Dit zo zijnde, constateer ik dat de unieke situatie waarin wij ons op het moment van het schrijven van deze bijdrage bevinden (half april 2020) zozeer heeft te gelden als een absolute vorm van overmacht dat hieraan voor wat betreft het huurrecht maar één conclusie kan worden verbonden, namelijk dat in ieder geval het merendeel van de daaruit voortvloeiende genotsverhinderingen bij bedrijfsruimte moet worden aangemerkt als gebrek in de zin van art. 7:204 lid 2 BW.

Dat staat los van de vraag wat daarvan de consequenties behoren te zijn. Binnen het systeem van de wet is het wegvallen van de verplichting tot betaling van (een gedeelte van) de huur, althans de mogelijkheid om een vordering tot huurprijsvermindering in te stellen daar slechts één van – voor zover die mogelijkheid niet al in de huurovereenkomst is weg gecontracteerd[12].

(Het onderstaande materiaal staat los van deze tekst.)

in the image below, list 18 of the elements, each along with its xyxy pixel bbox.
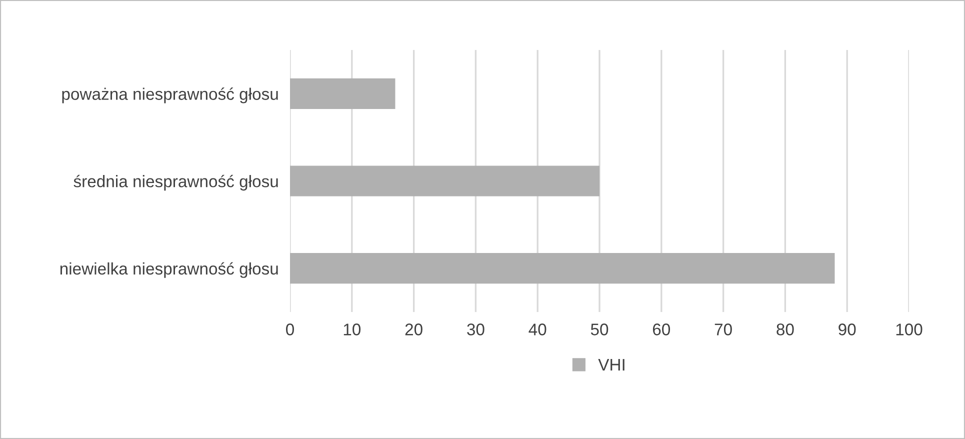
x-tick-label: 80 <box>776 324 794 336</box>
bar <box>290 78 396 109</box>
y-tick-label: niewielka niesprawność głosu <box>60 262 278 278</box>
y-tick-label: poważna niesprawność głosu <box>62 88 278 104</box>
bar <box>290 166 600 196</box>
x-tick-label: 90 <box>838 324 856 336</box>
x-tick-label: 100 <box>896 324 922 336</box>
x-tick-label: 0 <box>286 324 294 336</box>
x-tick-label: 60 <box>652 324 670 336</box>
x-tick-label: 10 <box>344 324 361 336</box>
x-tick-label: 30 <box>467 324 484 336</box>
x-tick-label: 40 <box>528 324 546 336</box>
bar <box>290 253 835 284</box>
legend-label: VHI <box>598 359 624 371</box>
x-tick-label: 70 <box>714 324 732 336</box>
x-tick-label: 50 <box>590 324 608 336</box>
y-tick-label: średnia niesprawność głosu <box>74 174 278 191</box>
x-tick-label: 20 <box>405 324 422 336</box>
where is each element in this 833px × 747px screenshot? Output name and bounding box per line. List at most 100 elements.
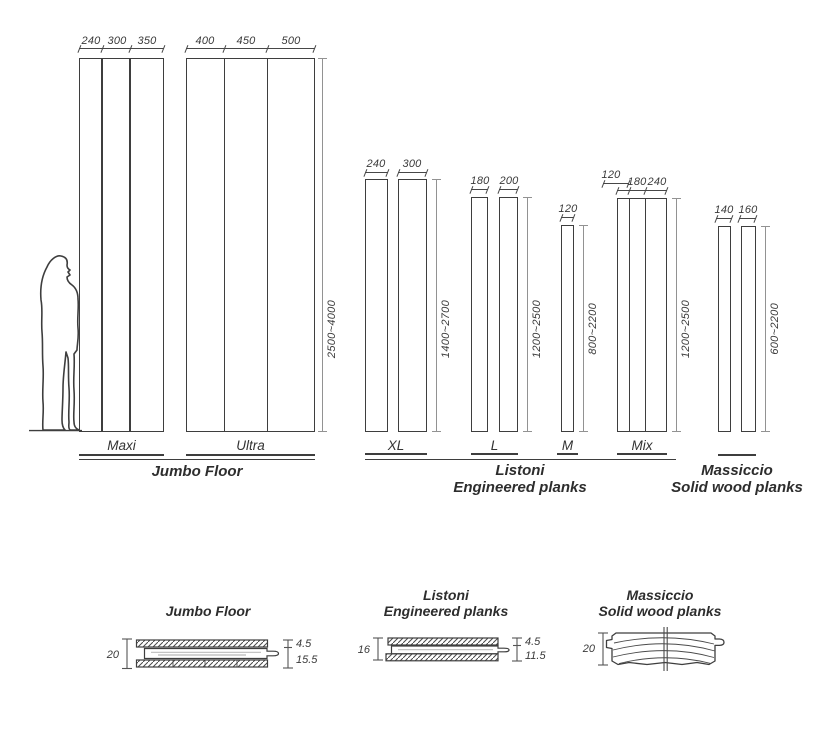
- dim-label: 180: [470, 175, 490, 187]
- backing-layer-joints: [172, 660, 238, 667]
- backing-layer: [135, 659, 269, 668]
- dim-tick: [312, 44, 317, 53]
- plank-group-maxi: [79, 58, 164, 432]
- plank-xl-300: [398, 179, 427, 432]
- group-underline: [79, 454, 164, 456]
- length-range-label: 1200~2500: [680, 300, 692, 359]
- group-label-m: M: [561, 438, 574, 453]
- dim-label: 120: [601, 169, 621, 181]
- plank-divider: [129, 59, 131, 431]
- dim-tick: [128, 44, 133, 53]
- section-title-line1: Listoni: [423, 587, 469, 603]
- core-layer-with-tongue: [143, 647, 280, 660]
- family-title-line1: Massiccio: [701, 462, 773, 479]
- dim-label: 240: [366, 158, 386, 170]
- section-title-line1: Massiccio: [626, 587, 694, 603]
- dim-cap: [671, 430, 682, 432]
- human-silhouette: [29, 255, 82, 432]
- wear-layer-label: 4.5: [296, 638, 312, 650]
- plank-divider: [223, 59, 226, 431]
- thickness-dim-left: [598, 632, 608, 666]
- family-subtitle: Solid wood planks: [671, 478, 803, 496]
- dim-label: 300: [107, 35, 127, 47]
- group-underline: [365, 453, 427, 455]
- plank-divider: [644, 199, 647, 431]
- dim-cap: [317, 58, 328, 60]
- dimension-line: [601, 179, 631, 188]
- length-dimension-line: [760, 226, 771, 432]
- family-title-massiccio: Massiccio Solid wood planks: [637, 462, 833, 496]
- group-label-xl: XL: [387, 438, 405, 453]
- dim-tick: [265, 44, 270, 53]
- center-cut-line: [663, 627, 668, 671]
- dim-cap: [431, 430, 442, 432]
- family-title-line1: Listoni: [495, 462, 545, 479]
- group-label-l: L: [490, 438, 499, 453]
- plank-divider: [101, 59, 103, 431]
- dim-tick: [363, 168, 368, 177]
- cross-section-jumbo: 20 4.5 15.5: [106, 638, 318, 670]
- wear-layer-label: 4.5: [525, 636, 541, 648]
- length-range-label: 2500~4000: [326, 300, 338, 359]
- length-dimension-line: [317, 58, 328, 432]
- plank-massiccio-160: [741, 226, 756, 432]
- dim-cap: [671, 198, 682, 200]
- dimension-line: [363, 168, 390, 177]
- group-underline: [617, 453, 667, 455]
- total-thickness-label: 20: [582, 643, 596, 655]
- plank-group-mix: [617, 198, 667, 432]
- family-line-listoni: [365, 459, 676, 461]
- dim-label: 140: [714, 204, 734, 216]
- family-subtitle: Engineered planks: [453, 478, 587, 496]
- dimension-line: [559, 213, 576, 222]
- dim-label: 160: [738, 204, 758, 216]
- section-title-listoni: Listoni Engineered planks: [346, 587, 546, 619]
- dim-cap: [578, 225, 589, 227]
- dimension-line: [396, 168, 429, 177]
- section-title-massiccio: Massiccio Solid wood planks: [560, 587, 760, 619]
- dimension-line: [714, 214, 734, 223]
- layer-dim-right: [283, 639, 293, 669]
- group-label-mix: Mix: [631, 438, 653, 453]
- plank-m-120: [561, 225, 574, 432]
- group-underline: [471, 453, 518, 455]
- dim-tick: [100, 44, 105, 53]
- group-underline: [557, 453, 578, 455]
- dim-cap: [578, 430, 589, 432]
- dim-tick: [222, 44, 227, 53]
- solid-plank-profile: [605, 632, 725, 666]
- length-dimension-line: [671, 198, 682, 432]
- thickness-dim-left: [122, 638, 132, 670]
- core-thickness-label: 11.5: [525, 650, 546, 662]
- thickness-dim-left: [373, 637, 383, 661]
- group-label-ultra: Ultra: [236, 438, 265, 453]
- dim-label: 200: [499, 175, 519, 187]
- cross-section-massiccio: 20: [582, 627, 725, 671]
- dim-tick: [184, 44, 189, 53]
- dim-tick: [77, 44, 82, 53]
- section-subtitle: Solid wood planks: [598, 603, 722, 619]
- dim-label: 500: [281, 35, 301, 47]
- dim-label: 350: [137, 35, 157, 47]
- length-dimension-line: [522, 197, 533, 432]
- dim-tick: [385, 168, 390, 177]
- dim-tick: [424, 168, 429, 177]
- plank-divider: [628, 199, 631, 431]
- layer-dim-right: [512, 637, 522, 662]
- dim-cap: [317, 430, 328, 432]
- dim-label: 300: [402, 158, 422, 170]
- dimension-line: [737, 214, 758, 223]
- dim-cap: [760, 226, 771, 228]
- dim-label: 450: [236, 35, 256, 47]
- dim-label: 240: [81, 35, 101, 47]
- section-title-jumbo: Jumbo Floor: [165, 603, 251, 619]
- length-dimension-line: [431, 179, 442, 432]
- length-dimension-line: [578, 225, 589, 432]
- group-label-maxi: Maxi: [107, 438, 136, 453]
- plank-xl-240: [365, 179, 388, 432]
- group-underline: [718, 454, 756, 456]
- plank-divider: [266, 59, 269, 431]
- dim-tick: [396, 168, 401, 177]
- dim-label: 180: [627, 176, 647, 188]
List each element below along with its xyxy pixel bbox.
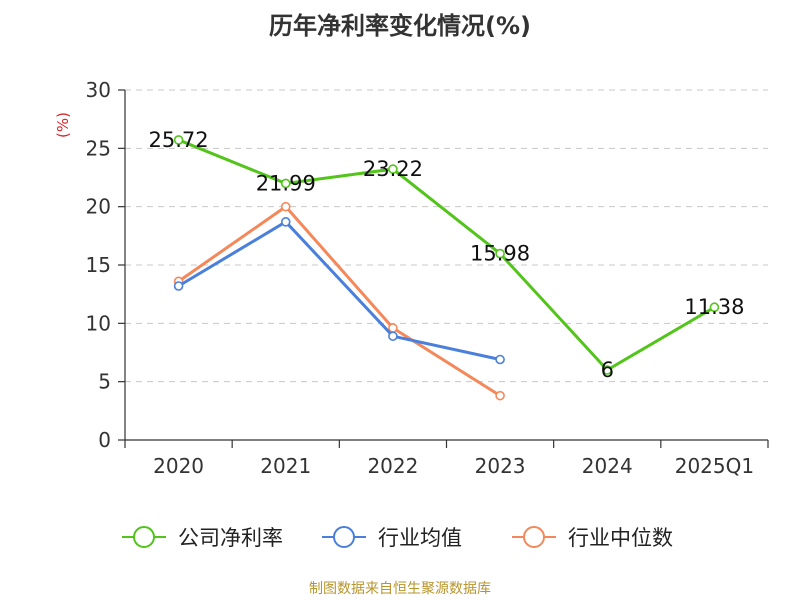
y-tick-label: 15 xyxy=(86,253,111,277)
x-tick-label: 2022 xyxy=(367,454,418,478)
data-point xyxy=(280,201,291,212)
legend-marker xyxy=(523,526,545,548)
y-tick-label: 30 xyxy=(86,78,111,102)
series-line xyxy=(178,138,716,372)
x-tick-label: 2023 xyxy=(475,454,526,478)
data-label: 6 xyxy=(601,358,614,382)
data-label: 23.22 xyxy=(363,157,423,181)
legend-item: 行业中位数 xyxy=(512,526,673,550)
data-label: 11.38 xyxy=(684,295,744,319)
data-point xyxy=(602,365,613,375)
series-line xyxy=(177,205,501,397)
series-line xyxy=(177,220,501,361)
y-tick-label: 10 xyxy=(86,311,111,335)
legend-label: 行业中位数 xyxy=(568,526,673,550)
data-point xyxy=(495,248,505,259)
legend-marker xyxy=(133,526,155,548)
data-point xyxy=(173,281,184,291)
legend-marker xyxy=(333,526,355,548)
data-point xyxy=(495,354,505,365)
axes: 0 5 10 15 20 25 30 2020 2021 2022 2023 2024 2025Q1 xyxy=(86,78,769,478)
data-label: 15.98 xyxy=(470,242,530,266)
y-tick-label: 25 xyxy=(86,136,111,160)
legend-label: 行业均值 xyxy=(378,526,462,550)
grid-lines xyxy=(125,89,768,383)
source-note: 制图数据来自恒生聚源数据库 xyxy=(309,581,491,597)
data-labels: 25.72 21.99 23.22 15.98 6 11.38 xyxy=(149,128,745,382)
legend-label: 公司净利率 xyxy=(178,526,283,550)
chart-title: 历年净利率变化情况(%) xyxy=(269,12,531,40)
y-tick-label: 20 xyxy=(86,195,111,219)
data-point xyxy=(280,178,291,189)
data-point xyxy=(173,135,184,145)
x-tick-label: 2024 xyxy=(582,454,633,478)
data-point xyxy=(280,217,291,227)
data-label: 25.72 xyxy=(149,128,209,152)
x-tick-label: 2025Q1 xyxy=(675,454,754,478)
legend-item: 公司净利率 xyxy=(122,526,283,550)
data-point xyxy=(388,323,398,333)
data-point xyxy=(495,390,505,401)
y-tick-label: 0 xyxy=(98,428,111,452)
data-point xyxy=(709,302,720,313)
x-tick-label: 2021 xyxy=(260,454,311,478)
y-axis-label: (%) xyxy=(54,112,72,138)
series xyxy=(173,135,720,401)
data-label: 21.99 xyxy=(256,171,316,195)
legend: 公司净利率 行业均值 行业中位数 xyxy=(122,526,673,550)
x-tick-label: 2020 xyxy=(153,454,204,478)
data-point xyxy=(388,164,398,174)
data-point xyxy=(388,331,398,341)
legend-item: 行业均值 xyxy=(322,526,462,550)
y-tick-label: 5 xyxy=(98,370,111,394)
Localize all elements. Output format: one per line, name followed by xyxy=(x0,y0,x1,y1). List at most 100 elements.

Een andere mogelijkheid voor de huurder (en de verhuurder) zou kunnen zijn om de huurovereenkomst met een beroep op art. 7:210 BW buitengerechtelijk te ontbinden indien het gebrek het genot dat de huurder mocht verwachten geheel onmogelijk maakt en de verhuurder ingevolge artikel 206 niet verplicht is het gebrek te verhelpen. Dat laatste zal in overmacht situaties als gevolg van corona meestal het geval zijn. Aan de verplichting tot herstel van het gebrek op grond van artikel 206 komt in deze context nauwelijks betekenis toe, evenals dat het geval zal zijn met betrekking tot de schadevergoedingsplicht uit hoofde van art. 7:208 BW[13].

Hoe de hiervoor genoemde consequenties van de kwalificatie als gebrek zich verhouden tot het algemene gevoel van rechtvaardigheid zal zich in de komende jaren vooral moeten uitkristalliseren in de toepassing van de correctiemechanismes die de wet biedt in de vorm van bijvoorbeeld de aanvullende en de beperkende werking van de redelijkheid en billijkheid en het daarop gebaseerde leerstuk van de onvoorziene omstandigheden. Voor nu geldt echter als beginpunt dat binnen de door de wetgever ontworpen constructie van art. 7:204 lid 2 BW heeft te gelden dat wanneer een gebeurtenis als de coronacrisis een substantiële vermindering van het genot van het gehuurde tot gevolg heeft, deze vermindering als gebrek moet worden aangemerkt zodra vaststaat dat die verhindering niet kan worden aangemerkt als een de huurder persoonlijk betreffende omstandigheid.

Deze bijdrage is tevens gepubliceerd op de website van ZYPP Advocaten (LINK)


[1] In het nieuwe huurrecht is die regel in aangepaste vorm terug te vinden in artikel 7:210 BW.

[2] Gebaseerd op HR 6 juni 1997, NJ 1998, 128 (Van Bommel/Ruijgrok)

[3] Zie bijvoorbeeld Kloosterman, Hoofdlijnen Huurrecht 2014, nr. 3.3.1, p. 58; Huydecoper, in: GS Huurrecht, art. 204 aant. 34.

[4] Huydecoper, t.a.p.

[5] Vgl. Huydecoper in zijn conclusie voor HR 1 februari 2008, NJ 2008/85, alinea 19.

[6] Schelhaas en Spanjaard, Contract en corona crisis, NJB 2020/881

[7] Kamerstukken II 1997-1998 26089, nr. 3, p. 14

[8] Kloosterman t.a.p.

[9] Asser/Rossel & Heisterkamp 7-II 2017, 28: “Bij het begrip ‘gebrek’ gaat het om de genotsverwachting die de desbetreffende huurder mag hebben, gelet op het gebruik dat partijen zijn overeengekomen.”

[10] Zie art. 7:204 lid 3 BW

[11] HR 1 februari 2008, NJ 2008, 85 r.ov. 3.4.2

[12] Hetgeen in de meeste versies van de ROZ modellen voor bedrijfsruimte het geval is.

[13] Van toerekenbaarheid aan de zijde van de verhuurder is immers (ook) geen sprake.